Clear Communications was registered 10 years ago at the Companies Office as The Alternative Telecommunications company.

That original name described the company's position. It was the anti-Telecom. The first carrier to challenge the incumbent's monopoly, Clear at times appeared hamstrung by that role. It carried the burden of all pioneers of being the one with the arrows in its back.

It may also have given rise to the criticism the company wanted to be Telecom, was tackling it head on - and went whinging to the government when it was blocked.

Outgoing chief executive Tim Cullinane, who stands down at the end of June, has overseen a shift in direction in his two-year stint.

"In that period we've gone from a company that was still quite focused on the supply of relatively simple telephony products," he said. "We were also much more residentially focused than we are today."

He said the company was relying increasingly on its own network rather than accessing customers through Telecom's.

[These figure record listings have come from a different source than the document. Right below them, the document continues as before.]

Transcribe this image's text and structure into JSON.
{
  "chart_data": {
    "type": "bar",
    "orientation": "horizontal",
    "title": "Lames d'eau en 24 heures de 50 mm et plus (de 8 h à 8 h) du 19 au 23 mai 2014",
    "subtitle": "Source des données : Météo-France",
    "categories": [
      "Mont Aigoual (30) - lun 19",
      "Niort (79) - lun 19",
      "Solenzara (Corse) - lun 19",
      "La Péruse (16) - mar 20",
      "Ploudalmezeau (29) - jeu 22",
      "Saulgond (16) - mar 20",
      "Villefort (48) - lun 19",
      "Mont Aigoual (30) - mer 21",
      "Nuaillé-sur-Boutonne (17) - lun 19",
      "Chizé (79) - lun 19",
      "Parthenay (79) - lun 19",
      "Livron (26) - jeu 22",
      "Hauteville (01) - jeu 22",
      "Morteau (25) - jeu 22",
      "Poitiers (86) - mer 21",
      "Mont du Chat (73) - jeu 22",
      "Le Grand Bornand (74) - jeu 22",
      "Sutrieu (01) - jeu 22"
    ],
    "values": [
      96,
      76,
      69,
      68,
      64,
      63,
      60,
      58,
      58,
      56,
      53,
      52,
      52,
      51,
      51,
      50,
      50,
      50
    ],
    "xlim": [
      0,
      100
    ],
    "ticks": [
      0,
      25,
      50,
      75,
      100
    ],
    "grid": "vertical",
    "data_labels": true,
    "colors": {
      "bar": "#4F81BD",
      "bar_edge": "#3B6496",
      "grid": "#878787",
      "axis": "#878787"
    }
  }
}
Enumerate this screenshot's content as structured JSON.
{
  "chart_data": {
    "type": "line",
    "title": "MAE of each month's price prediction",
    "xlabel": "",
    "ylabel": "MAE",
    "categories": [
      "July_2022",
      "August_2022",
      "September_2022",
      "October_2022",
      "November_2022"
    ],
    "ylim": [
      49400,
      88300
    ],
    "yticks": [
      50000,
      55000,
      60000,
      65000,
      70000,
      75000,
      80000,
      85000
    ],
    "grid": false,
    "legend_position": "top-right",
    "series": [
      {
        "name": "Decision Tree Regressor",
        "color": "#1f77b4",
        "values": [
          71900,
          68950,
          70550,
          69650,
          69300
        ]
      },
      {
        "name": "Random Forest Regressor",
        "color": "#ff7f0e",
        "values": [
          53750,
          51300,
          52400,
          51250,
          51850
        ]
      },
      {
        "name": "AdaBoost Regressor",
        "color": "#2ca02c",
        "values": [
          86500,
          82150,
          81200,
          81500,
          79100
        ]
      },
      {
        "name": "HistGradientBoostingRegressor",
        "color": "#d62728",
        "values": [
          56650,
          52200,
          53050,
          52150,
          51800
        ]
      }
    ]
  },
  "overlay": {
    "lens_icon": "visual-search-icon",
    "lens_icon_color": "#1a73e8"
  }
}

As well as its own backbone running down the country, Clear had much more cable in the country's main central business districts, he said.

And Mr Cullinane dryly contrasted the recent big-splash announcement of Telstra Saturn's cable rollout with Clear's position.

"What has been announced is an intention to build over a five-year term a network which, when completed, will exhibit the characteristics of the network we have in place today.

"So we are a long way from fazed by it. We have the network in place here and now, we've made the investments, we have the capabilities to deliver product over that network and we are doing so, and we feel pretty pukka about that."

Another recent comment about Clear that has irked was that the Telstra Saturn move, along with Telecom's transtasman moves, left Clear something of an orphan in what was increasingly a single Australasian market.

The increased money Clear's owner, British Telecom (BT), was pumping into the company gave the lie to that, he said. Over the past six months BT has announced a $350 million investment in Clear.

"That's on top of their purchase price. And what that ownership is giving us is access to a very strong international network, particularly through the alliance with AT&T, and access to some very strong products and technology."

When he took over Clear, BT was but one of four owners, each with 25%, "which made for what I'd call an interesting environment at times. The BT takeover has strengthened us enormously."

For example, the firm will roll out remote services using LMDS technology in July, he said. Clear bought spectrum to use the LMDS services - which will allow it to connect directly to customers where it is not economical for Clear to lay cable - and has been conducting joint trials with BT over the past 12 months.

At this stage Clear has no plans to get into the provision of content - which seems to be an implication of both the Telstra Saturn merger and Telecom's recent buy-in to Sky TV owner INL.

What Clear is focusing on is provision to businesses. Here both its internet arm, Clearnet, and the recent cellphone alliance with Vodafone are key. "We're looking at both the larger corporate and the small to medium businesses, and the aim is to displace Telecom handsets." The competition would be on service and product range, not price, he said.

There would be far more integration between Clear's mobile and internet capabilities - again, drawing on the expertise of its parent in this area.

But all this does not mean everything is rosy for Clear. From the government inquiry into the industry Clear still wants two things: Telecom to hand over the telephone numbers it says it owns and to make its local access network open to competitors.

After he stood down at the end of June, he would continue to work with Clear as a consultant, he said. The BT takeover has resulted in Clear being run on a management line basis rather than with an independent board. "Therefore at the time of the takeover we agreed I would oversee integration of Clear into BT organisation but it was clear to me I would want to move on."